Install Apache Cassandra on Rocky Linux 9: Best Distributed Database
In this guide, we’ll explore how to Install Apache Cassandra on Rocky Linux 9 and configure a basic Cassandra cluster. Apache Cassandra is a powerful, open-source NoSQL database designed for handling massive amounts of data across multiple nodes. Its distributed architecture ensures high availability, scalability, and fault tolerance, making it a popular choice for applications requiring real-time data processing and big data analytics. Cassandra is managed by the Apache Software Foundation.
Key features of Apache Cassandra:
- Decentralized: No single point of failure.
- Scalable: Easily add more nodes to increase capacity.
- Fault-Tolerant: Data is automatically replicated across multiple nodes.
- High Availability: Minimal downtime due to node failures.

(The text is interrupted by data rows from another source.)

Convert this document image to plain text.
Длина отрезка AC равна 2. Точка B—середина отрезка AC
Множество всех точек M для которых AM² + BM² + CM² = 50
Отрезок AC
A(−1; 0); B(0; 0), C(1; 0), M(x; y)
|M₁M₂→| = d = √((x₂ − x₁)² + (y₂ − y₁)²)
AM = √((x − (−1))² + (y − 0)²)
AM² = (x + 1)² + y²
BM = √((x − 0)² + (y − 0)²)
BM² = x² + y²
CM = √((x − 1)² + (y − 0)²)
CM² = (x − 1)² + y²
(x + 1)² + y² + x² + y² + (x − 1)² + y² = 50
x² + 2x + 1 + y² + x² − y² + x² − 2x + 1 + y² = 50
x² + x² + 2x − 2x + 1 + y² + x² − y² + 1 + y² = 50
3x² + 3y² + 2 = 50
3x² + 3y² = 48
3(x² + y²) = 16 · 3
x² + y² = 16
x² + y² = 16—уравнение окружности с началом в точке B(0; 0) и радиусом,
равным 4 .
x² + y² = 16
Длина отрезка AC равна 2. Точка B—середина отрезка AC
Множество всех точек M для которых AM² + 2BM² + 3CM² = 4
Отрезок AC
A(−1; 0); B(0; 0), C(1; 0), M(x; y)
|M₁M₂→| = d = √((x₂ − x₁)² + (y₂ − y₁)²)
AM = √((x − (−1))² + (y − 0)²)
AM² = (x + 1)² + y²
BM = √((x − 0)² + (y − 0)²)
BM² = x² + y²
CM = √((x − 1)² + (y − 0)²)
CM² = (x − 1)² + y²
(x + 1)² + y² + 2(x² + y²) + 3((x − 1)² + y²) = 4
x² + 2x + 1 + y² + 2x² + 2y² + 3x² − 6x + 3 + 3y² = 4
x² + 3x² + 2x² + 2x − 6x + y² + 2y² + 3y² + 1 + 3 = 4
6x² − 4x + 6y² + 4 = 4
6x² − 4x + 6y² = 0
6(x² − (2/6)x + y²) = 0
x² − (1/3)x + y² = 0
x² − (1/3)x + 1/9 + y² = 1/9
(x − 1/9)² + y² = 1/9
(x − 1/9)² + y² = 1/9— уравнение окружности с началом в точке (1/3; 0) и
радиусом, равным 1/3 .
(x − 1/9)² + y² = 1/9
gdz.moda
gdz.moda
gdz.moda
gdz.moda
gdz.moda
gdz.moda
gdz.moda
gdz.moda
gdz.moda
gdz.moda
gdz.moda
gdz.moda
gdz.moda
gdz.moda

- Tunable Consistency: Choose the level of consistency that best suits your application’s needs.
- CQL (Cassandra Query Language): A SQL-like language for interacting with the database.
Steps To Install and Configure Apache Cassandra on Rocky Linux 9
Before you begin, ensure you have a Rocky Linux 9 server with a non-root user with sudo privileges. You can follow a guide like "Initial Server Setup with Rocky Linux 9" to set this up.
1. Install Dependencies for Cassandra
Apache Cassandra is written in Java, so you need to have Java installed on your server.
First, update your local package index:
sudo dnf update -y
Next, install OpenJDK:
sudo dnf install java-1.8.0-openjdk-devel -y
Verify the Java installation:
java -version
**Output**
openjdk version "1.8.0_352"
OpenJDK Runtime Environment (build 1.8.0_352-b08)
OpenJDK 64-Bit Server VM (build 25.352-b08, mixed mode)
Now, install Python and Pip 3:
sudo yum install python3 python-pip
Finally, install cqlsh
using pip:
sudo pip3 install cqlsh
2. Install Apache Cassandra on Rocky Linux 9
This section details how to Install Apache Cassandra on Rocky Linux 9.
Add Apache Cassandra Repository
Create a yum repository file:
sudo vi /etc/yum.repos.d/cassandra.repo
Add the following content:
[cassandra]
name=Apache Cassandra
baseurl=https://redhat.cassandra.apache.org/41x/
gpgcheck=1
repo_gpgcheck=1
gpgkey=https://downloads.apache.org/cassandra/KEYS
Save and close the file.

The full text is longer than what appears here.